Palembang (ANTARA Sumsel) - Pemerintah RI per Januari 2015 memperpanjang kebijakan subsidi rumah fasilitas likuiditas pembiayaan pemerintah atau FLPP dari nilai sebesar Rp105 juta menjadi Rp110,5 juta.
Penetapan harga tersebut didasarkan Peraturan Menteri Keuangan RI No 113/PMK.03/2014 tentang batas penyerahan rumah yang bebas pajak serta penambahan nilai berlaku di zona Sumatera kecuali Kepulauan Riau dan Bangka Belitung, kata Ketua DPD REI Sumsel Hariadi Benggawan di Palembang, Jumat.
Sedangkan suku bunga, menurut Hariadi, rumah subsidi masih sesuai dengan ketentuan Bank Indonesia sebesar 7,75 persen.
Sementara, pembangunan rumah FLPP tahun 2014 terealisasi sebanyak 9.000 unit, dan tahun 2015 ditargetkan membangun sebanyak 21 ribu unit sesuai dengan kebijakan pemerintah yang memperpanjang pemberian subsidi rumah tersebut.
Menurut Ketua Dewan Pengurus Daerah Real Estate Indonesia (DPD REI) Sumsel Hariadi bahwa kalau rumah sederhana ke atas tidak ada kendala, karena harganya mengikuti perkembangan yang dijual.
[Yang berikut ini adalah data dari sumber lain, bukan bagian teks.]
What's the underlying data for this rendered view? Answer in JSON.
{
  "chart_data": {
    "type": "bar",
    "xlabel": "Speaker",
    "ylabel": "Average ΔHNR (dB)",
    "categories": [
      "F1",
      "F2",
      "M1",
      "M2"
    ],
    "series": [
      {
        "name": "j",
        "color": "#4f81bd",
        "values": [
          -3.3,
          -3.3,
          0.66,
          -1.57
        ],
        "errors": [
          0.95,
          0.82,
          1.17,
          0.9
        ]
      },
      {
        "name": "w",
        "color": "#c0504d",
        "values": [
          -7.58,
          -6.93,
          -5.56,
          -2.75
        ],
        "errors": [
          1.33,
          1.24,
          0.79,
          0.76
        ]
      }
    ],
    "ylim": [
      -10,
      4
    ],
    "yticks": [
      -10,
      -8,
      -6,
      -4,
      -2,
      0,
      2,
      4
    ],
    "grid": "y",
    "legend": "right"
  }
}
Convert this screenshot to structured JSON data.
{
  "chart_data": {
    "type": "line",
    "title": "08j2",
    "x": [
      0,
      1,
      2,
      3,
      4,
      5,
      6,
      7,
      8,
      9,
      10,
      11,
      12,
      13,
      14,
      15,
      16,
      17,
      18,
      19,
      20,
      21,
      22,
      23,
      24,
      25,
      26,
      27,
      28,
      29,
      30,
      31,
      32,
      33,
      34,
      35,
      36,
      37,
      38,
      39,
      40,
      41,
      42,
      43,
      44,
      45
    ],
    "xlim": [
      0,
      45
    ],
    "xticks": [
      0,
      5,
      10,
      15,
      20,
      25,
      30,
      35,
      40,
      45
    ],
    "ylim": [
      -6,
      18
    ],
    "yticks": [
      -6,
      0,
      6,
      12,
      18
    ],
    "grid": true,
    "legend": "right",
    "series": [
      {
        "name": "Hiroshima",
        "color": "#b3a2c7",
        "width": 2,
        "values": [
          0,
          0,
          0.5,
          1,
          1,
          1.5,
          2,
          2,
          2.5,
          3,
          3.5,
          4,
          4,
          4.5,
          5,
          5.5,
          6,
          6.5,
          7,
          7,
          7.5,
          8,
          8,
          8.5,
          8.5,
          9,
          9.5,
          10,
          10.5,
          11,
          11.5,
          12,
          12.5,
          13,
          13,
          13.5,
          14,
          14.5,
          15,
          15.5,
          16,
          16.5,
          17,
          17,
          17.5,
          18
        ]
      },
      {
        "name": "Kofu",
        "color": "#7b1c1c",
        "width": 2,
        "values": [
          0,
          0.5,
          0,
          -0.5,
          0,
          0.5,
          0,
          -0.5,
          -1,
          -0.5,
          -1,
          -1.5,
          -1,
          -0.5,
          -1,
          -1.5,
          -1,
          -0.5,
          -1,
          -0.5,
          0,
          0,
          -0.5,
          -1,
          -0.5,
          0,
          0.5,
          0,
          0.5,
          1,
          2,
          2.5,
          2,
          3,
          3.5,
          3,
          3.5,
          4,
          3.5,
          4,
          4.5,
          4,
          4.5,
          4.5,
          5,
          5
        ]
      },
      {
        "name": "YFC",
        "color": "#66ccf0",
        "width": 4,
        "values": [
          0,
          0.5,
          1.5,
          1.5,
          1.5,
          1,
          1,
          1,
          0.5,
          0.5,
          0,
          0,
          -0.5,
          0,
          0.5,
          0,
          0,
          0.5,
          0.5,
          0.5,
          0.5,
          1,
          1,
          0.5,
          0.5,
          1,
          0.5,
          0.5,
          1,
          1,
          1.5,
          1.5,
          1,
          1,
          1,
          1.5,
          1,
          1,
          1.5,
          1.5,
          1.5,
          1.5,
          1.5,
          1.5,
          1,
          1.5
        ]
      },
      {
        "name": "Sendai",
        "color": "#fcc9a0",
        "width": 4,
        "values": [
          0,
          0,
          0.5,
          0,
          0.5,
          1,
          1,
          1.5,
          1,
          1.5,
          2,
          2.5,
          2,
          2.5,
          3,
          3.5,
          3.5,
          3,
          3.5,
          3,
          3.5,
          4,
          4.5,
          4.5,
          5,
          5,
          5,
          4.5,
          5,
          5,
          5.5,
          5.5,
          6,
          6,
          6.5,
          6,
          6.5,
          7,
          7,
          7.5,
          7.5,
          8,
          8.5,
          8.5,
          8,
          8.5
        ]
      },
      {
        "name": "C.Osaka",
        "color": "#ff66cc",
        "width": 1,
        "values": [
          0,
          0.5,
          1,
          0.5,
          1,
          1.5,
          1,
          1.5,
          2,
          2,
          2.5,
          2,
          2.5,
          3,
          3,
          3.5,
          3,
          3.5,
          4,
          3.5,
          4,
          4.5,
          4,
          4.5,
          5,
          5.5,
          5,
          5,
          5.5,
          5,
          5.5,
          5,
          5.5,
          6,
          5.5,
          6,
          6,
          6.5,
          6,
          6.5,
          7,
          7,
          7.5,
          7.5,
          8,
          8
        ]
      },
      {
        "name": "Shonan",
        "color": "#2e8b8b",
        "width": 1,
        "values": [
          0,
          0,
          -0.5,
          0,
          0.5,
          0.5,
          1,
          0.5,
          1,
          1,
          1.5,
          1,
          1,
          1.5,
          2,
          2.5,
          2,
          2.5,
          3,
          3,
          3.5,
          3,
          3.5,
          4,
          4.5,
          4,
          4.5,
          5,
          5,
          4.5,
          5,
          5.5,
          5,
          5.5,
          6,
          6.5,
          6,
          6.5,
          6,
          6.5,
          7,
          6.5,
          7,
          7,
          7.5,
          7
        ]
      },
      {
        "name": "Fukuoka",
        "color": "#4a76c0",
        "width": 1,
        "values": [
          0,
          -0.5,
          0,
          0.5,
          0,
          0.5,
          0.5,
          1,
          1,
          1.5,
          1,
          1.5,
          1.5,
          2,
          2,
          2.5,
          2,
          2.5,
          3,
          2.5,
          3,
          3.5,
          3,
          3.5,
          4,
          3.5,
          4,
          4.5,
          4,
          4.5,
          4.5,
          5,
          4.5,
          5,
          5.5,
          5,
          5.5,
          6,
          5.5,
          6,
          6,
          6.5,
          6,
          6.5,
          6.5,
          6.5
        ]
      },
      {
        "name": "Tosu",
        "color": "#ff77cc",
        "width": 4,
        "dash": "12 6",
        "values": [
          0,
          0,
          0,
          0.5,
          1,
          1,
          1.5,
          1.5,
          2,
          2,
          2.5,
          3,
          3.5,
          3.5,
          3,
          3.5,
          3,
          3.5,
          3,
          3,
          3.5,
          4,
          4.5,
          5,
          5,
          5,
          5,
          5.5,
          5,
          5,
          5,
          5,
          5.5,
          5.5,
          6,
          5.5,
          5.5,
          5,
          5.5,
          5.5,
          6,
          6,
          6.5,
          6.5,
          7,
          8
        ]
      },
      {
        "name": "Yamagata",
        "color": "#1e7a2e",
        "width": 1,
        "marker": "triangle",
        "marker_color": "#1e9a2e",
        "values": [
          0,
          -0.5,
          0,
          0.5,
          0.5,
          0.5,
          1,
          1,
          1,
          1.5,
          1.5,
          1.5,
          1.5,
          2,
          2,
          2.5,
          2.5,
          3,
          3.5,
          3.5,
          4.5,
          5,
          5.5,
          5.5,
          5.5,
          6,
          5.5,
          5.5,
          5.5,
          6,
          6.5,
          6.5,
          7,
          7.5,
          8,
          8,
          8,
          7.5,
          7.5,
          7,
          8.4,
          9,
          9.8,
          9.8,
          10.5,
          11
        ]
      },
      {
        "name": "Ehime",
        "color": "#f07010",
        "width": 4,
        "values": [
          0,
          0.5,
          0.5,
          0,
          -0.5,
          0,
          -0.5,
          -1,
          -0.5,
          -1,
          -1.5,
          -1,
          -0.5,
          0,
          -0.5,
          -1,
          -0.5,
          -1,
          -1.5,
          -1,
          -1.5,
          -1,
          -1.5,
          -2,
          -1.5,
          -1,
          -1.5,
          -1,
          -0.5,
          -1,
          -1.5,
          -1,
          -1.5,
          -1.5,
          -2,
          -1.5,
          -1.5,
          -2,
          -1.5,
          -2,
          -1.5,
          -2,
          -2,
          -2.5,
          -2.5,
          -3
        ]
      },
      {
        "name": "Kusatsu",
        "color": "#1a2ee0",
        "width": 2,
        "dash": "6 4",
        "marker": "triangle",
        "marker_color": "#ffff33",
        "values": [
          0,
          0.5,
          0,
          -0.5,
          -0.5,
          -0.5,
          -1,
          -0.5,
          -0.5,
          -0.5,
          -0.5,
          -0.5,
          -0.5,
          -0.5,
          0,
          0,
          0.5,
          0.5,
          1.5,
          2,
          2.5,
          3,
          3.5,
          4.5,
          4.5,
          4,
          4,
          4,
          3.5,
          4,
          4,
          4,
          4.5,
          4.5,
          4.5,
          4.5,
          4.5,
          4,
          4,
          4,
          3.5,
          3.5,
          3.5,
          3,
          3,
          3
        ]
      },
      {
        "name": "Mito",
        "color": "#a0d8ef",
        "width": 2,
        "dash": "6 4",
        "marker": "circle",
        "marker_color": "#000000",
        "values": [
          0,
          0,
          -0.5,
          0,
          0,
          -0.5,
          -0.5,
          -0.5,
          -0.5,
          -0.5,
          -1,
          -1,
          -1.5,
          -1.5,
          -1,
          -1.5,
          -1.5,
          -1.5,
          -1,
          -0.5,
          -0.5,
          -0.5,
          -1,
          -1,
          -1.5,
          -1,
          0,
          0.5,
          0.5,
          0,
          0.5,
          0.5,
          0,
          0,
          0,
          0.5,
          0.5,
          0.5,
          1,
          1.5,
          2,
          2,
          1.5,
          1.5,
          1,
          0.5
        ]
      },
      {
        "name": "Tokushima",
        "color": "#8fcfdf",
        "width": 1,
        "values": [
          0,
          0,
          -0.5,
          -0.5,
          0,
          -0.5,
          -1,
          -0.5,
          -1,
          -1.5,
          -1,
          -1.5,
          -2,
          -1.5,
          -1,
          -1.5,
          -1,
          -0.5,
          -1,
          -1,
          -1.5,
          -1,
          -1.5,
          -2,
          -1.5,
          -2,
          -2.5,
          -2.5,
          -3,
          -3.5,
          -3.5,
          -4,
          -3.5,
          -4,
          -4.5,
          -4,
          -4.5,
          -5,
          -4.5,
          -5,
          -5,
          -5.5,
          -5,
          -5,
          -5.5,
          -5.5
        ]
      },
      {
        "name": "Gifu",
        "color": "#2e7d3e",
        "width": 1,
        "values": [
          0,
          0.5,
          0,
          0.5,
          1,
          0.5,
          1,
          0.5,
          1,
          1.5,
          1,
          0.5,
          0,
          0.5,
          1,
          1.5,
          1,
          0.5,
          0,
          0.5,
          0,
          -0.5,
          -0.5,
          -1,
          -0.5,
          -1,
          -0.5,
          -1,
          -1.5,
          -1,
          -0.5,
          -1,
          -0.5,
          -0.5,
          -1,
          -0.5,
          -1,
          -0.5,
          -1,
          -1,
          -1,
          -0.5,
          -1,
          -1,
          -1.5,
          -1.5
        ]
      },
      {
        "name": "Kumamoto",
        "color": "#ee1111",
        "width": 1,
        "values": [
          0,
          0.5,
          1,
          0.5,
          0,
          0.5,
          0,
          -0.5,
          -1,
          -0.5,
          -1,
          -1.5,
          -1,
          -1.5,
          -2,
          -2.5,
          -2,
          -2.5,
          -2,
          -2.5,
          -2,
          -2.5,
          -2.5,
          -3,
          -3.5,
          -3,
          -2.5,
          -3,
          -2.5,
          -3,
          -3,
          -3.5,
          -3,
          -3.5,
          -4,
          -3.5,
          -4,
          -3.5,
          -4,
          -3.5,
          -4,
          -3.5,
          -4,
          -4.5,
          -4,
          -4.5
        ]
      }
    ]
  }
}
"Sedangkan untuk FLPP kita harus mengikuti harga jual pemerintah dan otomatis kita harus bagi," katanya.
Menurut dia, dengan kebijakan baru tersebut diharapkan mampu menggerakkan semua pengembang atau developer untuk giat dalam membangun perumahan dengan kemudahan izin diberikan.
Serta dengan naiknya nilai subsidi yang diberikan dapat menumbuhkan pembangunan rumah sesuai target di Sumatera Selatan, kata Hariadi tanpa menyebutkan angka target di Sumsel tersebut.